白地に黒字を用いて、危険物用の黒とオレンジの標示とは区別したこの自主的な計画は、イギリス運輸法規で危険物と分類されない化学物質や化合物といった、危険性の低い化学物質を輸送するタンク車およびタンク・コンテナーであることを識別する、標準的な手法を打ちたてた。


救命艇の調査を要請
海上事故調査部(MAIB)は、船舶の救命艇およびその進水システムの救命効果について、国際的な調査を要請した。


反復的負荷傷害、若年労働者を脅かす
労働組合会議(TUC)は、反復的負荷傷害(RSI)は、年配の労働者よりも若年労働者にとってより危険であり、迫り来るRSIの多発に適切に対処せねば、英国経済を荒廃させ、何百万人もの若年者に慢性的な苦痛をもたらすとして、産業界に警告する。


HSEには「大いに失望」と顧問が発言
ロンドンのセント・メアリ病院出身の労働医学顧問、ハリー・ウォルドロン博士は、英国の労働条件の改善をめざした安全衛生庁(HSE)の努力には、大いに失望させられたという。
ロイヤル医学ソサエティ・ジャーナルへの寄稿で、ウォルドロン博士は、英国の労働者にとり利用可能な労働衛生サービスは、「どうみても、つぎはぎであり」、処置の遅れにより、職業関連傷害を悪化させる可能性があると述べている。


1万ポンドのBUPA賞
ブリティッシュ・ユナイティッド・プロビデント・アソシエーション(BUPA:英国最大の医療保険会社)基金の労働衛生賞は、受賞者に1万ポンドの賞金を与える。

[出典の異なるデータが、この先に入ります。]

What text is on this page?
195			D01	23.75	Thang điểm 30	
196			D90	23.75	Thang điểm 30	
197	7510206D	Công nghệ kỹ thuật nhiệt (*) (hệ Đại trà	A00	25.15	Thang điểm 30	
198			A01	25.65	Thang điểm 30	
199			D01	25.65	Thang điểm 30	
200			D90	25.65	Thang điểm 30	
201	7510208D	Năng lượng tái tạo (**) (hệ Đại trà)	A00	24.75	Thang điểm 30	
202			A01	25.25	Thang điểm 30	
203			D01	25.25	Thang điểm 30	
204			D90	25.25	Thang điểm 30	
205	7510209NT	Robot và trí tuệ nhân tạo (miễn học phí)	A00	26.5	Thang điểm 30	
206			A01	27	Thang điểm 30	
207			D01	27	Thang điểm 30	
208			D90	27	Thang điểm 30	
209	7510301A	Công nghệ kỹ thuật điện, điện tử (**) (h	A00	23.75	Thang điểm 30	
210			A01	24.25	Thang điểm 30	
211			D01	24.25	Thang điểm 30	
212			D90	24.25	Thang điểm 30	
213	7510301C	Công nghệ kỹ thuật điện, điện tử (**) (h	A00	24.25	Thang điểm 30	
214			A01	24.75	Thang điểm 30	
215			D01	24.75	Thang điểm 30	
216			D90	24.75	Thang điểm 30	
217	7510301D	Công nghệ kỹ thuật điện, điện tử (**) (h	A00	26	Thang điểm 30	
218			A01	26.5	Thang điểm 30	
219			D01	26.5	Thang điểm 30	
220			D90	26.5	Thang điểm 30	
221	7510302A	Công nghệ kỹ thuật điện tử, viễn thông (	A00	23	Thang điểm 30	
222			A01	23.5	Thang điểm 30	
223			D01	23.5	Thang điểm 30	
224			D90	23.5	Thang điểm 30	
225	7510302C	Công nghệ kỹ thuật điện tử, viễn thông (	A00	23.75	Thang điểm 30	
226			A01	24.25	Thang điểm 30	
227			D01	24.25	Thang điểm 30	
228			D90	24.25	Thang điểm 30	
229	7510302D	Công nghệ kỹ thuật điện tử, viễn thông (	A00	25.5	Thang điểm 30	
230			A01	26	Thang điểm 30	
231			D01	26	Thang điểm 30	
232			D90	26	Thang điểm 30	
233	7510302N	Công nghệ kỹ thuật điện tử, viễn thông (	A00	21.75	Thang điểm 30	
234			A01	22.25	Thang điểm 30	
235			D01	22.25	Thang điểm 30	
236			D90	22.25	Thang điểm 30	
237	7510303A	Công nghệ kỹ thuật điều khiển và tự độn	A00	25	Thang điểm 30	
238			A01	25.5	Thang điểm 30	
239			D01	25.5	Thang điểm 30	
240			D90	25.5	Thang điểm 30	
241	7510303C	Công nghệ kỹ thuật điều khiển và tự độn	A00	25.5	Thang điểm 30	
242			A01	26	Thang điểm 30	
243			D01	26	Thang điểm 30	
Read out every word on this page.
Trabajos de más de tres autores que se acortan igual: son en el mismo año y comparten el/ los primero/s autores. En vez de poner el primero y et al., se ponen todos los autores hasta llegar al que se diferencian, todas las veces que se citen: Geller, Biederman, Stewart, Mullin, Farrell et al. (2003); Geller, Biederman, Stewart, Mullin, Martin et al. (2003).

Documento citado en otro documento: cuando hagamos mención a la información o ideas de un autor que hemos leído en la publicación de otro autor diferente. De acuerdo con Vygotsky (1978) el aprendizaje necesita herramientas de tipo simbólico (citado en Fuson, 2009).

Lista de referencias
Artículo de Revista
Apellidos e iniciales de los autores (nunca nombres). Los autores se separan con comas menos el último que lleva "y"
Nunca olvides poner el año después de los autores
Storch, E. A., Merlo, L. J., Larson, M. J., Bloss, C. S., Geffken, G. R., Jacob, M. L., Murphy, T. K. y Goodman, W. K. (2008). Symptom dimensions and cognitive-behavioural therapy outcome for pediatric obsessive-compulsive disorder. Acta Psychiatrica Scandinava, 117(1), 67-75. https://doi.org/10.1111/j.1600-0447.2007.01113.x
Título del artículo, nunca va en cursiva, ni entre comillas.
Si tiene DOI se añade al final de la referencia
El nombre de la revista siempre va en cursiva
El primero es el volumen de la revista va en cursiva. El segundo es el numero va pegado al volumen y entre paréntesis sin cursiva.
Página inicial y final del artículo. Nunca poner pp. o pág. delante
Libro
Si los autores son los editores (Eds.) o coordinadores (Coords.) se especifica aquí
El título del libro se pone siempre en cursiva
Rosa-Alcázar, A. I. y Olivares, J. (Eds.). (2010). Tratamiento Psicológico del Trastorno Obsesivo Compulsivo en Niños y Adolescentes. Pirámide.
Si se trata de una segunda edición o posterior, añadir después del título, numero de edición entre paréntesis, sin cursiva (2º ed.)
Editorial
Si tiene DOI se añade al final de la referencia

これは、保健医療・研究で、卓越した実績を表彰する5賞のうちのひとつである。


BIOH、資格認定試験の内容を改定
2002年1月1日より、英国労働衛生研究所(BIOH)は、総合労働衛生の実務を扱った主要な資格のひとつに関し、有害化学物質と物理的要因の内容を見直した改訂版を用いて認定する。


建物の安全衛生
建物調査協会(BRE)は、建物内の多くの危険に絡んだ安全衛生に関し、大規模な検討を完了、その結果は、ユーザーの安全衛生に及ぼす建物の影響に関する報告書にまとめられた。


展示会の安全
英国展示会請負業者協会は、展示会場での準備、解体中の安全管理について、包括的で費用効果の高い解決策の提供をめざし、展示主催者のための新しい安全管理サービスを用意した。主な目的は、業者に対し有資格者による常時監督行為を定めた、安全規則の遵守を徹底することにある。